Big Ponte!


Por motivo de feriado prolongado, pensei em não escrever a coluna dessa semana.
A praia, o sol, a caipirinha e a falta de assunto me deixaram nessa preguiça ortográfica e decidi que ia tirar uma folga dos teclados.
Mesmo porque aqui, olhando pra esse marzão besta, só me vem à mente as esquadras de Cabral, a “civilização” e o motivo do feriado.
Para quem não se lembra, o dia 15 de novembro foi marcado pelo maior ti-ti-ti nas redes sociais da época porque o militar e político brasileiro, Marechal Deodoro da Fonseca, resolveu dar um basta à monarquia constitucional parlamentarista do império do Brasil e mandou o D.Pedro II ir catar coquinho!
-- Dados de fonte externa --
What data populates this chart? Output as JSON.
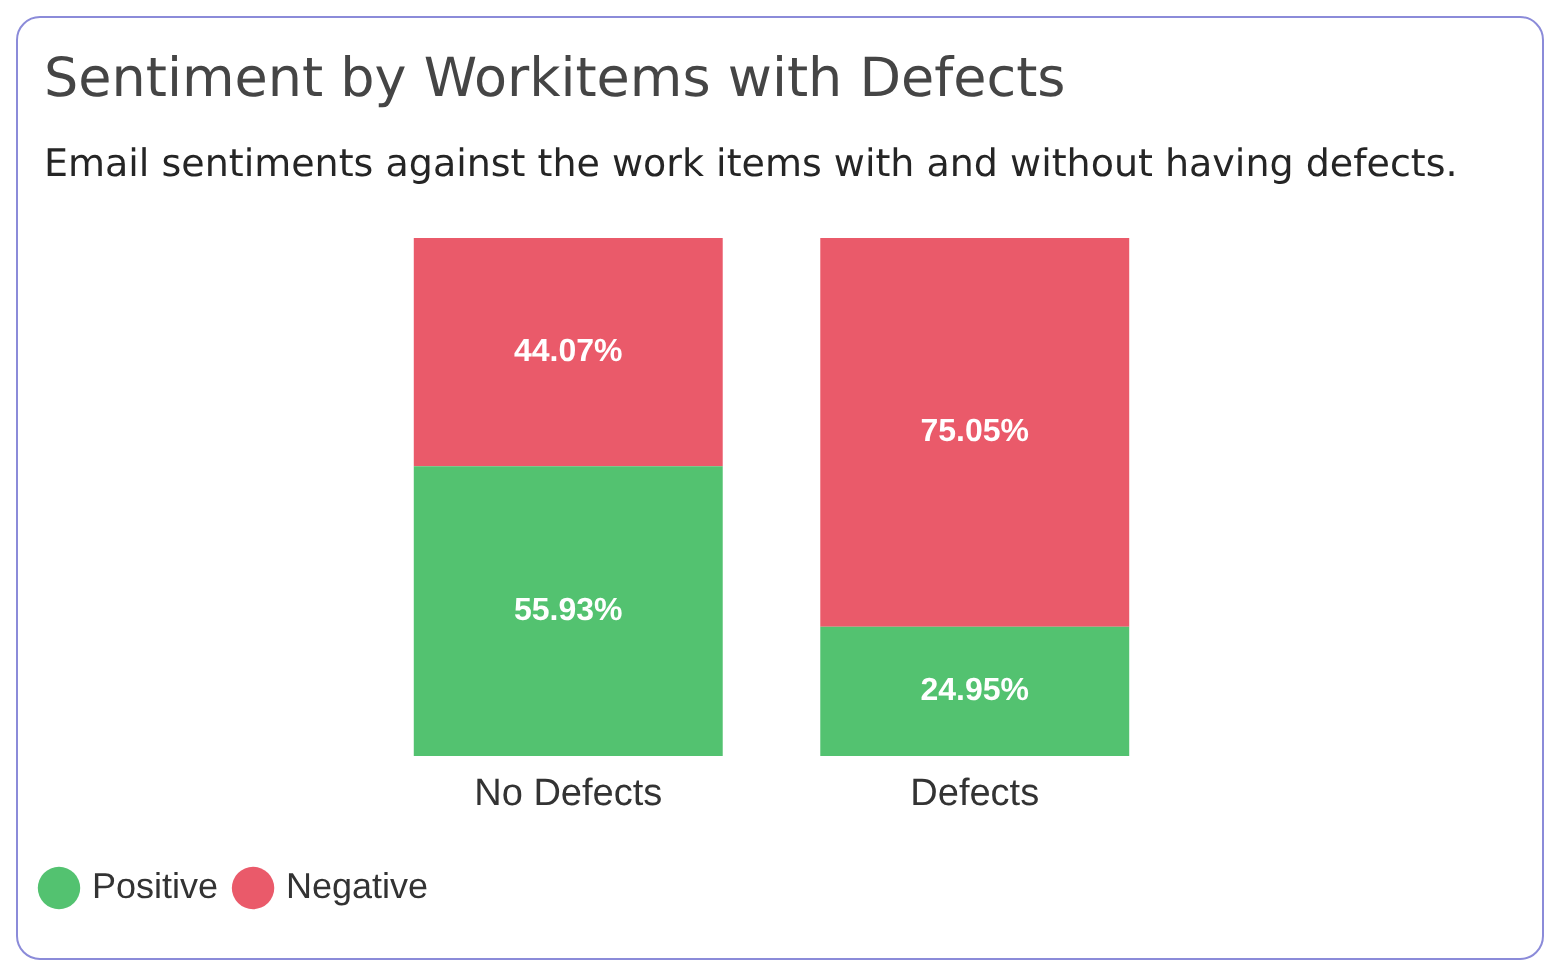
{
  "chart_data": {
    "type": "bar",
    "title": "Sentiment by Workitems with Defects",
    "subtitle": "Email sentiments against the work items with and without having defects.",
    "categories": [
      "No Defects",
      "Defects"
    ],
    "series": [
      {
        "name": "Positive",
        "color": "#53c270",
        "values": [
          55.93,
          24.95
        ],
        "value_labels": [
          "55.93%",
          "24.95%"
        ]
      },
      {
        "name": "Negative",
        "color": "#ea5a6a",
        "values": [
          44.07,
          75.05
        ],
        "value_labels": [
          "44.07%",
          "75.05%"
        ]
      }
    ],
    "stacked": true,
    "ylim": [
      0,
      100
    ],
    "tick_labels": "x",
    "grid": false,
    "legend": "bottom left"
  }
}
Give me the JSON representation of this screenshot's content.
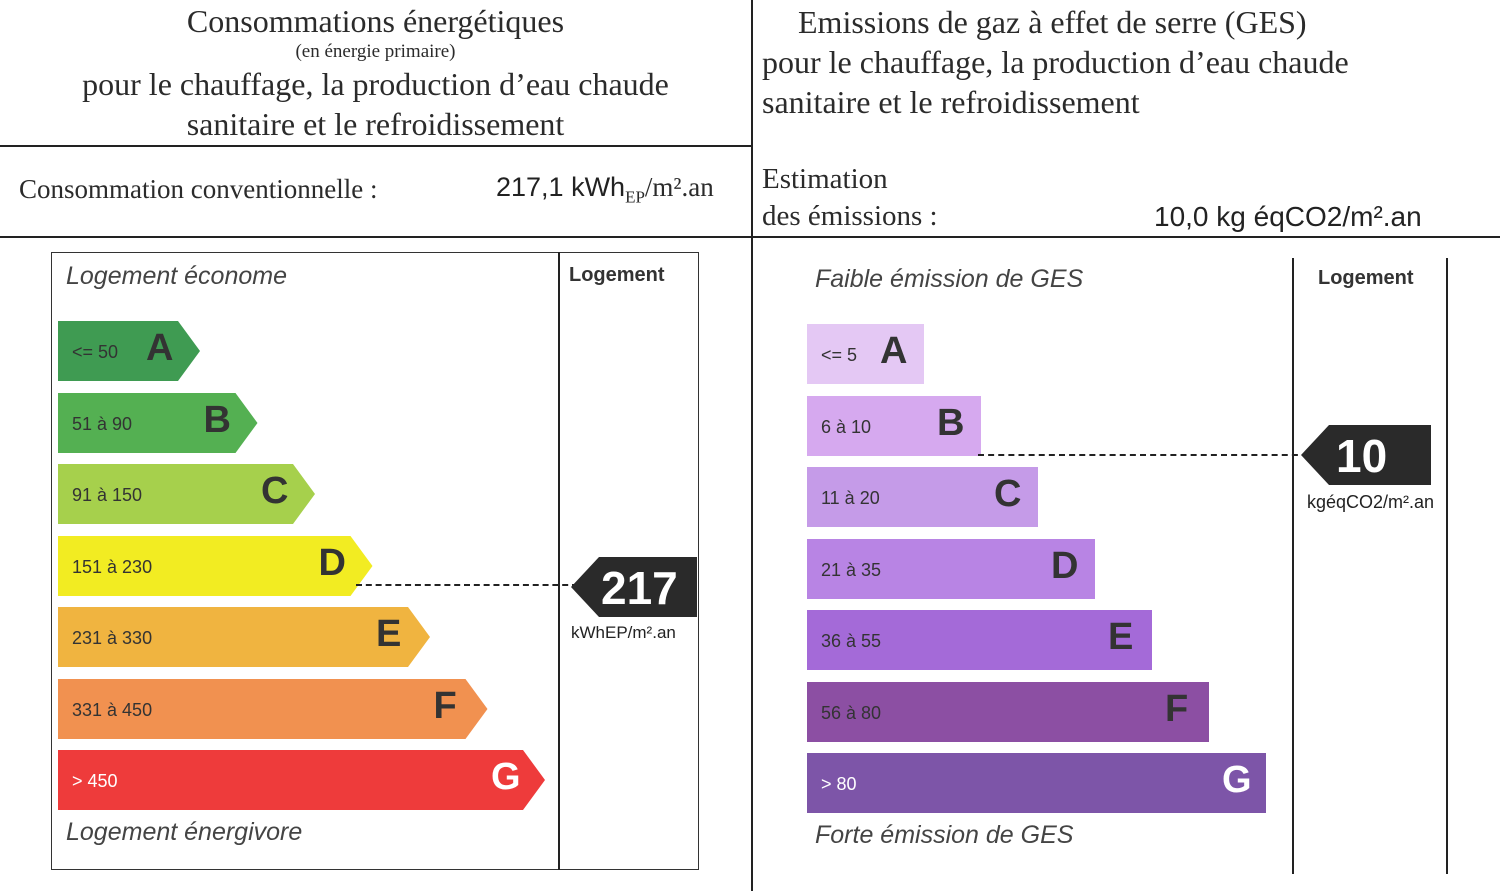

De lá pra cá, o que nos restou desse jugo português foi o Bacalhau Imperial – que aliás é o que eu pretendo comer nessa sexta-feira,  que não é Santa, mas que foi abençoada por uma enorme ponte. Ela liga a quinta feira de uma semana
até a terça da outra, já que dia 20 é feriado em algumas cidades brasileiras, por conta do Dia da Consciência Negra.
(Isso é o que é ponte! O resto é pinguela!).
Então, no embalo do feriadão, encho o carro de víveres, filha, neta, papagaio (brincadeirinha! Eu não tenho papagaio, mas se tivesse teria levado) e toco para a praia. Eu e mais um milhão de pessoas!
Feito isso, só me resta curtir esse presente e tentar não me preocupar com o texto da semana, mesmo porque dividir a internet com essa gente toda não é tarefa fácil e, em sendo assim, minhas pesquisas acabam dando lugar a devaneios.
Não sei, por exemplo, se não temos Ministério do Trabalho, se já temos um ou se já não o temos de novo.
Não sei se a Educação vai ficar por conta do astronauta, ou se resolveram que o assunto é mais sério do que se imagina, e reservaram um departamento dedicado exclusivamente a ela, para evitar que nossos estudantes que já padecem com as precárias condições de ensino, vivam no mundo da lua.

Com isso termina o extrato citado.